Vert. door Francis de Miomandre. - Les cahiers du Sud, Marseille. De Cubaansche negers hebben, onder de uiterlijke beschavingsvormen die ze van de blanken overnamen, de diepe, onverwoestbare eigenschappen van hun ras bewaard. Het instinkt van dit ras komt vooral tot uiting in de magische poëzie, waarvan de mythische verhalen die de Creoolsche Lydia Cabrera opgeteekend heeft, geladen zijn. In de wereldvizie der negers krioelt alles dooreen planten, stroomen, sterren, dieren, menschen, afgestorvenen. De verschijnselen zijn in die wereld onsamenhangend, verrassend, alleen muziek en dans zijn de bindende rhythmen. Opvallend in deze verhalen is de onbevangenheid, de algeheele onstentenis van het onderscheid tusschen goed en kwaad.

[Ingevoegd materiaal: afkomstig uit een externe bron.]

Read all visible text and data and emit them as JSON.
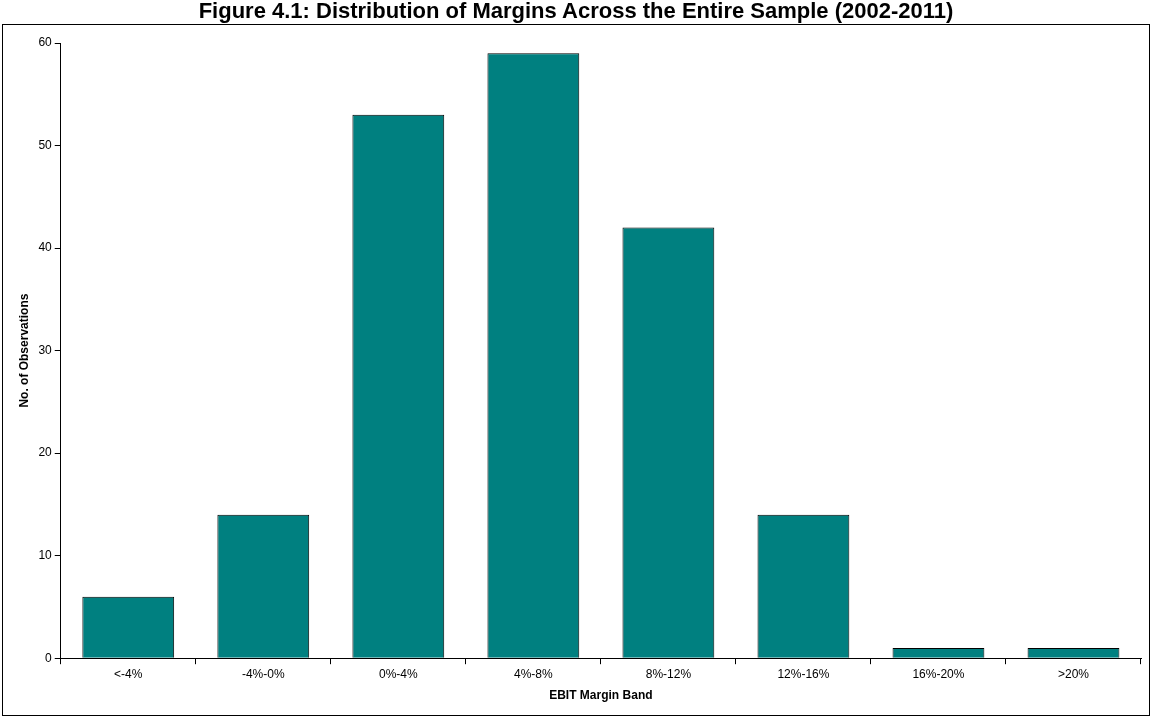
{
  "chart_data": {
    "type": "bar",
    "title": "Figure 4.1: Distribution of Margins Across the Entire Sample (2002-2011)",
    "xlabel": "EBIT Margin Band",
    "ylabel": "No. of Observations",
    "categories": [
      "<-4%",
      "-4%-0%",
      "0%-4%",
      "4%-8%",
      "8%-12%",
      "12%-16%",
      "16%-20%",
      ">20%"
    ],
    "values": [
      6,
      14,
      53,
      59,
      42,
      14,
      1,
      1
    ],
    "color": "#008080",
    "ylim": [
      0,
      60
    ],
    "yticks": [
      0,
      10,
      20,
      30,
      40,
      50,
      60
    ],
    "grid": false,
    "legend": false
  }
}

Ook de Légendes du Guatémala zijn mythische gedichten. Paul Valéry noemt ze, in zijn inleiding tot het boek: des histoires, -rêves,- poèmes. Inderdaad, deze legenden van de gemengde volksstammen der Zuid-Amerikaansche republiek, hebben dit gemeen met die der Cubaansche negers, dat de grenzen, waarbinnen ons verstandelijk concept die verschijnselen van de buitenwereld classeert, opgeheven worden in een primitieve poëtische sfeer, waartoe de verrassend beeldrijke taal niet weinig bijdraagt. De naam van den vertaler, Francis de Miomandre, van wien men den onfeilbaren poëtischen zin kent, is een waarborg.
R.V.
| |
Pierre-Louis Flouquet: Transfiguration du Furieux. Gedichten. - Les Cahiers du Journal des Poètes. Van Arteveldestraat, 65, Brussel).
| |
| |
Gaston Pulings: Absence, o Miroir! (id.)
P.-L. Flouquet was de actieve bestuurder van het uitmuntend Journal des Poètes, waarvan het verdwijnen een leemte nalaat in de Fransch-Belgische jonge letteren. Onder zijn leiding wordt de publicatie van ‘Les Cahiers du Journal des Poètes’ thans voortgezet. De schilder Flouquet is tevens een der opmerkelijkste onder de dichters, die zich rondom het journal hebben geschaard. Zijn vorige bundel ‘Corps et Ame’ bracht een gezonde en krachtige levensbevestiging, gegrond op de gelijkwaardigheid, de harmonie van ziel en lichaam. In zijn nieuw werk ‘Transfiguration du Furieux’ bezingt hij zijn eerste ontmoeting met God en in het licht van deze ontmoeting - die evenwel alle verscheurdheid nog niet heeft opgelost - wordt het leven gemeten met de maat van de vergankelijkheid. Toch blijft Flouquet 's liefde voor de dingen der aarde zijn rijkste inspiratiebron. Zijn taal is beeldrijk en hartstochtelijk; zijn vers, een bewogen vrijvers, weet al de modulaties van een'sonore, warme stem weer te geven.
Absence, o Miroir!
bevat confidentieële liefdepoëzie, op den toon van het zachte spreken. Naakte, uiterst eenvoudige poëzie, doch die zelden ontroert en verrast, omdat de inhoud te conventioneel en de vorm te verstard is. Twee schoone teekeningen van George Minne verluchten het boekje.
R.V.
| |
C. de Radzitzky: A vol d'oiseau. Gedichten. (id.)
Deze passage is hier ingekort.